For this entry I want to talk about confrontation. It has come to my attention that I intimidate people. This comes as a surprise to me since I’ve always considered myself approachable and teachable.
It makes me want to beat them up for saying I’m difficult to confront. The nerve of some people!
Besides the fact my humor missed, the ability of myself to beat people up is also absent.
This comment from a co-worker did catch me off guard and has got me thinking. How approachable am I really? Do I receive from others? Am I open to advice, feedback and other people’s misguided opinions?
I am still contemplating this remark about my being intimidating. Probably the reason it comes as such a surprise is because to be intimidating means I have something worthy of being feared. If only I knew how Stalin laughed I’d try to mimic it here (ala: Better to be feared then loved). My physical presence has never been of the intimidating sort. Frankly I’m a nerd … and this may be what intimidates people. Either that or my keen wit.
Yes, I’m completely lost as well. To misquote Edison, “I didn’t fail, I found three explanations that didn’t work.” Well, I will ruminate on my intimidating nature and may address that later.
But for now I’ll talk about the fightless. It is no secret that my secret ambition is to stir the pot. I don’t run from a fight. I believe I’m wise enough to avoid stupid fights, but I don’t like bullies and will stand up to such ruffians whenever and wherever I have sufficient back up.
The subject of this entry is the average person who avoids fights at all cost. Avoiding direct confrontation, many seem to revert to gossip, bitterness, revenge, pettiness and ultimately apathy.
My personal opinion (redundant much?) is that most people don’t care enough to confront. Confrontation is hard. I’ll admit that there are few people that I am close enough, or care enough about to confront. If I do confront someone I hardly know it is usually only for the moment. (i.e. two weeks ago another co-worker said that radical Christians were just as bad as radical Muslims – yes, I didn’t let that go. Until after the meeting, and now I don’t care enough about her to correct the gross misrepresentation).

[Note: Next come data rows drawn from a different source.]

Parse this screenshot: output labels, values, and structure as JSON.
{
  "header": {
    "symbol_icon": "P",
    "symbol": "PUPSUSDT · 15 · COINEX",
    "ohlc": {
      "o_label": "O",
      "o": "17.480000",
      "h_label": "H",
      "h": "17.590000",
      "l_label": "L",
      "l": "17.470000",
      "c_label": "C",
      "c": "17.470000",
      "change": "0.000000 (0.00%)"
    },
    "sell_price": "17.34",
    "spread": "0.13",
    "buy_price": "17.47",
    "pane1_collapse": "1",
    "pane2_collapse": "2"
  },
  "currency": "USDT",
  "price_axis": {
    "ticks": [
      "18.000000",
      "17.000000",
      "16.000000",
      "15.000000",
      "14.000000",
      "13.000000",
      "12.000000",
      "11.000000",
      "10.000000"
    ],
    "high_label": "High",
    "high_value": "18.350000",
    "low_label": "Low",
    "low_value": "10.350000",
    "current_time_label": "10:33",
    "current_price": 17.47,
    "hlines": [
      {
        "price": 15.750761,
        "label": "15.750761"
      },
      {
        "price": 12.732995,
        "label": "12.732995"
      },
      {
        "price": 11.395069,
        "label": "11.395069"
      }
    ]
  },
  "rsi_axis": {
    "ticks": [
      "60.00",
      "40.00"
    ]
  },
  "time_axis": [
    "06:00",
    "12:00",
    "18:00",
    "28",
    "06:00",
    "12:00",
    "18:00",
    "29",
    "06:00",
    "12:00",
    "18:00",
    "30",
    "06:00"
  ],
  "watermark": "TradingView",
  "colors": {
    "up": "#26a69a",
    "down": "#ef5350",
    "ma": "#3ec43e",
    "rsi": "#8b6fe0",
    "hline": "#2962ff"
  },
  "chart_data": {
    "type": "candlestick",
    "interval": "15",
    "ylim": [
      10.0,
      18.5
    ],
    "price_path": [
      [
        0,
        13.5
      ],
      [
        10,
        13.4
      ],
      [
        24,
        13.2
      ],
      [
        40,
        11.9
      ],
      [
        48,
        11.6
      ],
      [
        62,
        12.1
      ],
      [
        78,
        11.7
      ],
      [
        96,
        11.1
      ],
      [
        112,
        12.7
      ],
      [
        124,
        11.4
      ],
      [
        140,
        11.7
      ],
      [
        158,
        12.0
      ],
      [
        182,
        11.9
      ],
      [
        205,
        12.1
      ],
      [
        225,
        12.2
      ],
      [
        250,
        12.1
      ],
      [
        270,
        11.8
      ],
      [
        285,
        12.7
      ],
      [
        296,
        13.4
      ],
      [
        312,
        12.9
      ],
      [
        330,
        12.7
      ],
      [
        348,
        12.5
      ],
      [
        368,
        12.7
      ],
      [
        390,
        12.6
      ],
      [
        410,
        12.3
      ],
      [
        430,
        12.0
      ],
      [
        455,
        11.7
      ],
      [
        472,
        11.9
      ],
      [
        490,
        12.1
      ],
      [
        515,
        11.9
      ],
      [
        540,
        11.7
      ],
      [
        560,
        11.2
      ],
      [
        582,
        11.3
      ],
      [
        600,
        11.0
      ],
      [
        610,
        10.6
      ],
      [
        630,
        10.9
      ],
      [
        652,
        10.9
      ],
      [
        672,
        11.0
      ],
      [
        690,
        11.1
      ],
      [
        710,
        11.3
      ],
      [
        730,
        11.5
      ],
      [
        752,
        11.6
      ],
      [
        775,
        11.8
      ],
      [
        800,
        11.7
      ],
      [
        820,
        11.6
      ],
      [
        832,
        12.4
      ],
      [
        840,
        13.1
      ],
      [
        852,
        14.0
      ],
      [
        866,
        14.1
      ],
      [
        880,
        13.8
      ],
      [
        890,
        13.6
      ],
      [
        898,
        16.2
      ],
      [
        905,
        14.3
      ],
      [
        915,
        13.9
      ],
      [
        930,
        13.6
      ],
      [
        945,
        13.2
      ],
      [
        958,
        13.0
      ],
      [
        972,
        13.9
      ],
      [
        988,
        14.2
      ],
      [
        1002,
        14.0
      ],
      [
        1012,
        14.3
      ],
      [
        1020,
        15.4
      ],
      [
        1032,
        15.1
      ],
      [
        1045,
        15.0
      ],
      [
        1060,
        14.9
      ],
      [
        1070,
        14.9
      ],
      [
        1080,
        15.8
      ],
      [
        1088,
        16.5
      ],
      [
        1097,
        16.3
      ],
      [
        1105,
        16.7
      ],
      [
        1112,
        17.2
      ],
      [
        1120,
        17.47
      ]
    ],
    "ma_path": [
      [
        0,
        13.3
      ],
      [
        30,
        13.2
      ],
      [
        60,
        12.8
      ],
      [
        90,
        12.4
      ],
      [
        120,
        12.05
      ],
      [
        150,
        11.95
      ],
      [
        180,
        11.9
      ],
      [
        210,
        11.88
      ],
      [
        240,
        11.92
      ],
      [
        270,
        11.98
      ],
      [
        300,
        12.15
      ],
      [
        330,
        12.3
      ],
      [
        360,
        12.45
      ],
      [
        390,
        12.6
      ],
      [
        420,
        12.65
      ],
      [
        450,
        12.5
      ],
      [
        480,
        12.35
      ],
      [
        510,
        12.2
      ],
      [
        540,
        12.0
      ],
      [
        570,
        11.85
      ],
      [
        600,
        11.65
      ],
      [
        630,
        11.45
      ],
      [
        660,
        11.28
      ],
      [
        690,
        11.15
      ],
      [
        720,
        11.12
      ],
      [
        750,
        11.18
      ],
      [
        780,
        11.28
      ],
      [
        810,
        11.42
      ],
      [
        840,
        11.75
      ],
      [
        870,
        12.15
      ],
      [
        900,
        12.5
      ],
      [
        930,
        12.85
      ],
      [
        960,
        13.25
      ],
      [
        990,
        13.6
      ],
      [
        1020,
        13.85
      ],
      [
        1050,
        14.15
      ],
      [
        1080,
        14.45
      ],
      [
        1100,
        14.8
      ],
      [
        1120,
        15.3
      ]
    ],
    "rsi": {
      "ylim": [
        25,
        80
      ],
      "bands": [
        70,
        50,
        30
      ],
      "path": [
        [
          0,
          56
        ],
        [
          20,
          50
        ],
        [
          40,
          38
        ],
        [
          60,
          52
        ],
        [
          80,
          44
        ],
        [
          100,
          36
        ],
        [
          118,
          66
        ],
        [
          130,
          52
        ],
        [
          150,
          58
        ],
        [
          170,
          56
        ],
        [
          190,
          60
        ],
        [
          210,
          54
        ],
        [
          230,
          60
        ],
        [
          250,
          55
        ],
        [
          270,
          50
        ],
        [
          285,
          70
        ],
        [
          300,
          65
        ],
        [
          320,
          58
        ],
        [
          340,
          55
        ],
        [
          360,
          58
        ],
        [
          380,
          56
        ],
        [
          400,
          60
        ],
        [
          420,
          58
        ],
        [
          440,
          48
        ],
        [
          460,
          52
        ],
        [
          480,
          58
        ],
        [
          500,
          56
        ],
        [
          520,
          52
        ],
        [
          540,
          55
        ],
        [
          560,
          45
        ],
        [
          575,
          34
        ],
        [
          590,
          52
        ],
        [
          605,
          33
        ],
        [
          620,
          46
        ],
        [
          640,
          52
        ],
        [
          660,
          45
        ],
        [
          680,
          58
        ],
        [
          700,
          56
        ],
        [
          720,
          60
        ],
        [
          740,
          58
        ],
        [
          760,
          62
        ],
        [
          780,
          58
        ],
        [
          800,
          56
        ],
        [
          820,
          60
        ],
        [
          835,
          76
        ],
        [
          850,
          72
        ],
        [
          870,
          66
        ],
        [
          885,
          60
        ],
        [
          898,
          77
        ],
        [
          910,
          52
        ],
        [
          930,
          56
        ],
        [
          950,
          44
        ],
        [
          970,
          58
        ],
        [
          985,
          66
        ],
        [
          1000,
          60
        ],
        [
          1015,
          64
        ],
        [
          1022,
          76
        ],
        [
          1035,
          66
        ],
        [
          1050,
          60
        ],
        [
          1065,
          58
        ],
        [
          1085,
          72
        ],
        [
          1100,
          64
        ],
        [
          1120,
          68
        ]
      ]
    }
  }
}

Back to the person that said I was intimidating. I’ve been racking my brain to remember the last time I was confronted by this individual and can only recall one time 2 years ago. I guess I leave quite an impression. That’s a good thing right?
As with anything, there needs to be a balance with confrontation. I’ve known a few people who relish confrontation too much and bully people with their opinions and verbal abuse. Unfortunately, I know of few people that can carefully confront. My friend Bryan did this a few months ago. He had something that he needed to share with me, so he invited me out for a burger (which is unusual in and of itself, 90% of the time I pay for the meals when I eat with others) and shared his concerns. While what he had to say did sting, in the end I have a deeper respect and appreciation because he took the time to carefully confront.
My wife, Tamara Pfanstiel, has been struggling with a number of theological issues. The biggest being the role of women in Christianity. She has written about this journey, struggle and the questions she has on her blog (link). I’m very proud of her for her honesty and while I don’t agree with everything she has written and would word it differently, I’m proud of her work regardless. Besides if she were my female clone I’d never have married her.
The funny thing to me is that many of her controversial entries come from the confrontations that she and I have had over the years. It goes without saying that many of her friends are concerned about her salvation, sanity and sailor speech. Yet not one has taken the time to confront her in a respectful way, that I know of. That would take too much time and effort. Instead people will gossip, blast a harsh e-mail, comment on her facebook page, or avoid her altogether.
I wish my wife had the kind of friends that would care enough to confront. They’d find that my wife is very approachable and worthy of the effort. But alas, how many people will take a stand for what they believe and confront someone they care about? Instead most, it seems, take flight and refuse to fight. Besides such an engagement, like any fight, will leave both parties bruised … and stronger. I can see why so many people avoid it.
I have a hard time respecting such cowardice.
And I will drop names next entry… once my spine arrives.